I’ve been answering questions from our Fairest Writer Facebook group, which you should join if you want to be in touch more regularly. Here’s a wonderful one from Kulvinder Arora:
Writers often say, "write everyday." In what ways is this helpful to writers and is the advice sometimes not helpful.
Whenever I think about the idea of writing every day, the passage that haunts me is this one from Haruki Murakami's interview with The Paris Review.
When I’m in writing mode for a novel, I get up at 4:00 am and work for five to six hours. In the afternoon, I run for 10km or swim for 1500m (or do both), then I read a bit and listen to some music. I go to bed at 9:00 pm. I keep to this routine every day without variation.
I do find it true that it takes a lot of stamina to be a writer, and writing gets better the more regularly you do it. The casual writing I do for this newsletter is very different from the writing I prepare for books, which tries to maintain its vitality while also being carefully worked through and arranged. All that takes a lot of time and effort, which is part of why the advice exists to try writing every day.
At the same time, there are many people for whom that's unrealistic, and it's important a lot of times to just do our best. I caught a conversation with Susan Choi at AWP recently, where she made the great point that so much of how writers from the past were able to work so much was because they came from generational wealth that many of us don't have. I would add that many of these figures who devote all their time to writing--Nabokov, Wordsworth, and yes, Murakami--have and had wives who pick up the slack and do a ton of their work for them.
Like all things related to writing, every individual writer has a different journey when it comes to productivity, and different ways to work or not work better. And a writer would have different methods at different points in their lives and for the specific projects they're working on.

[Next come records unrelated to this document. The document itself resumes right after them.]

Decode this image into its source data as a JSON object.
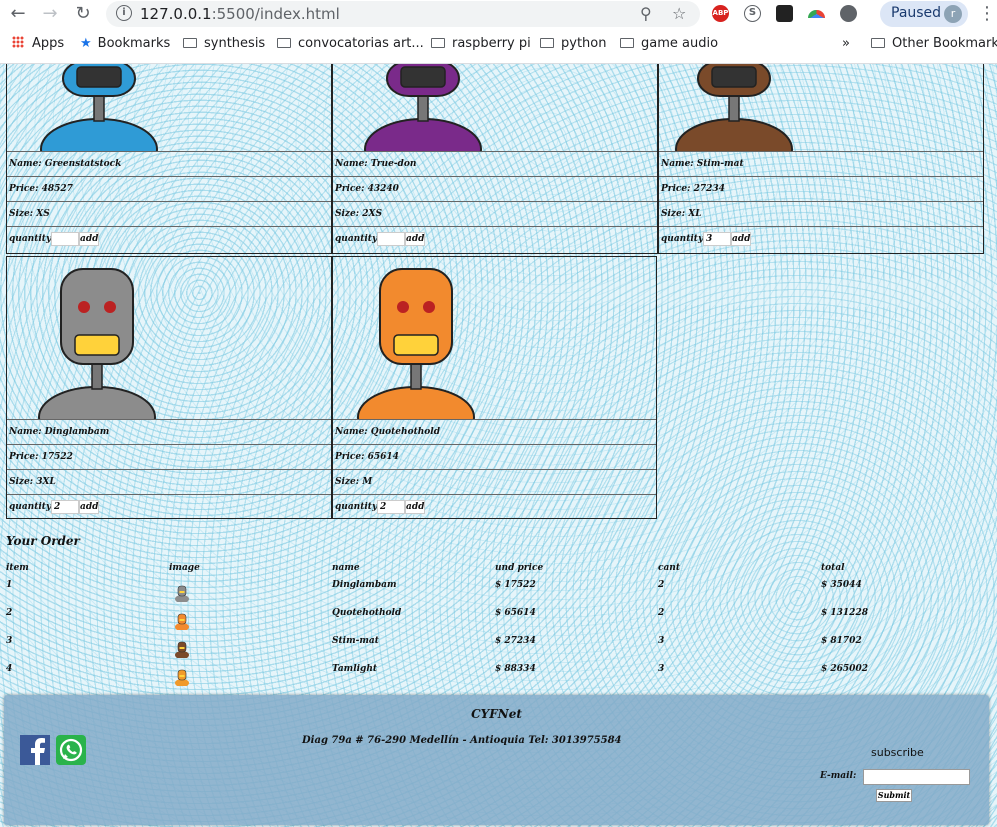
{
  "browser": {
    "url_host": "127.0.0.1",
    "url_rest": ":5500/index.html",
    "profile_status": "Paused",
    "profile_initial": "r",
    "ext_abp": "ABP",
    "bookmarks": {
      "apps": "Apps",
      "bookmarks": "Bookmarks",
      "items": [
        "synthesis",
        "convocatorias art...",
        "raspberry pi",
        "python",
        "game audio"
      ],
      "overflow": "»",
      "other": "Other Bookmarks"
    }
  },
  "products": [
    {
      "name": "Name: Greenstatstock",
      "price": "Price: 48527",
      "size": "Size: XS",
      "qty_label": "quantity",
      "qty": "",
      "add": "add",
      "color": "#2f9bd6",
      "icon": "robot-blue-icon"
    },
    {
      "name": "Name: True-don",
      "price": "Price: 43240",
      "size": "Size: 2XS",
      "qty_label": "quantity",
      "qty": "",
      "add": "add",
      "color": "#7a2a8a",
      "icon": "robot-purple-icon"
    },
    {
      "name": "Name: Stim-mat",
      "price": "Price: 27234",
      "size": "Size: XL",
      "qty_label": "quantity",
      "qty": "3",
      "add": "add",
      "color": "#7a4a2a",
      "icon": "robot-brown-icon"
    },
    {
      "name": "Name: Dinglambam",
      "price": "Price: 17522",
      "size": "Size: 3XL",
      "qty_label": "quantity",
      "qty": "2",
      "add": "add",
      "color": "#8c8c8c",
      "icon": "robot-gray-icon"
    },
    {
      "name": "Name: Quotehothold",
      "price": "Price: 65614",
      "size": "Size: M",
      "qty_label": "quantity",
      "qty": "2",
      "add": "add",
      "color": "#f28a2e",
      "icon": "robot-orange-icon"
    }
  ],
  "order": {
    "title": "Your Order",
    "headers": [
      "item",
      "image",
      "name",
      "und price",
      "cant",
      "total"
    ],
    "rows": [
      {
        "item": "1",
        "name": "Dinglambam",
        "price": "$ 17522",
        "cant": "2",
        "total": "$ 35044",
        "color": "#8c8c8c"
      },
      {
        "item": "2",
        "name": "Quotehothold",
        "price": "$ 65614",
        "cant": "2",
        "total": "$ 131228",
        "color": "#f28a2e"
      },
      {
        "item": "3",
        "name": "Stim-mat",
        "price": "$ 27234",
        "cant": "3",
        "total": "$ 81702",
        "color": "#7a4a2a"
      },
      {
        "item": "4",
        "name": "Tamlight",
        "price": "$ 88334",
        "cant": "3",
        "total": "$ 265002",
        "color": "#f09a2a"
      }
    ]
  },
  "footer": {
    "brand": "CYFNet",
    "address": "Diag 79a # 76-290 Medellín - Antioquia  Tel: 3013975584",
    "subscribe": "subscribe",
    "email_label": "E-mail:",
    "submit": "Submit"
  }
}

In my case, both my methods and life circumstances have shifted a lot during the course of my career. During times when I've had a full-time job, it's been important for me to maintain a schedule where I get at least a sliver of time every day to work on my personal projects, knowing how easy it would have been for me to give up on my personal goals in the pressure of my daily work.
For me, it was less about explicitly writing every day, and more about keeping in touch with that project and not letting too much time go by without keeping tabs on it, because it's all too easy sometimes to let it go in the rush of other priorities. Over the years, I've gotten into the habit of being more conscious of when I take breaks from projects, and would set an alarm on my calendar to remind myself to check back in if I'm going to be gone for a little while.
My work on Fairest overlapped with having a full-time media job, so I was the type of person then who worked on a relatively structured schedule, writing at specific times every day and not taking a lot of long breaks. I also used a lot of hacks to keep myself writing, from Internet blockers to pomodoro timers to get myself motivated.
Over the years, my work habits have significantly relaxed, in part because I have more control of my time since I've left full-time media. A lot of that has to do with approaching productivity internally rather than externally, being more attuned to what motivates me as a writer an the amount of creative energy I have on a day-to-day basis.
One of the key insights I've gained over the years is the realization that the thing that makes me least productive is my anxiety over productivity. So as I've learned to let go of expectations for myself about what I'm "supposed" to be accomplishing, it's actually been a lot easier for me to just get on with writing instead of procrastinating.
Every day, I usually wake up asking myself if I feel like writing first thing in the morning. The answer varies from day to day, but when I don't feel like writing, I'm habituated to reading instead in the morning, which is my most creative and energized period, usually lasting from 7 to 11 a.m. I typically read if I don't feel like writing, and more often than not, just reading something I enjoy (or have issues about) jumpstarts my brain so I end up just organically shifting to writing at some point during the day. I also don't try to force myself to write if I end up not feeling like it, which happens especially when I'm particularly stressed or traveling or if my routine is disrupted, and that's also totally okay.
Even though I know they work for a lot of people, I generally try to eschew external markers like deadlines or word counts, just because I feel like they can run counter to the organic development of the manuscript and also sap my motivation. But I do enjoy having a specific deadline once I'm further along in revision, mainly because I enjoy the adrenaline rush of getting something across the finish line.
So this long-winded missive ends up boiling down to the idea that writing every day is helpful because it keeps you in touch with a project, but it’s not helpful when the principle of writing every day overtakes the goal of nourishing your creativity. Taking breaks allows you to renew your strength, as long as you make sure to keep tabs on the project so it doesn’t end up getting too hard to return to.
Hope this helps and looking forward to next time,
Meredith
Historically, I was someone who jumped into all sorts of art-making-productivity challenges. Now I cringe at the word "challenge." It feels so external. I've been trying to pay more attention to my inner landscape instead of robotically following someone else's plan - it's hard! Ultimately, though, I think it's more sustainable. Thanks for this post!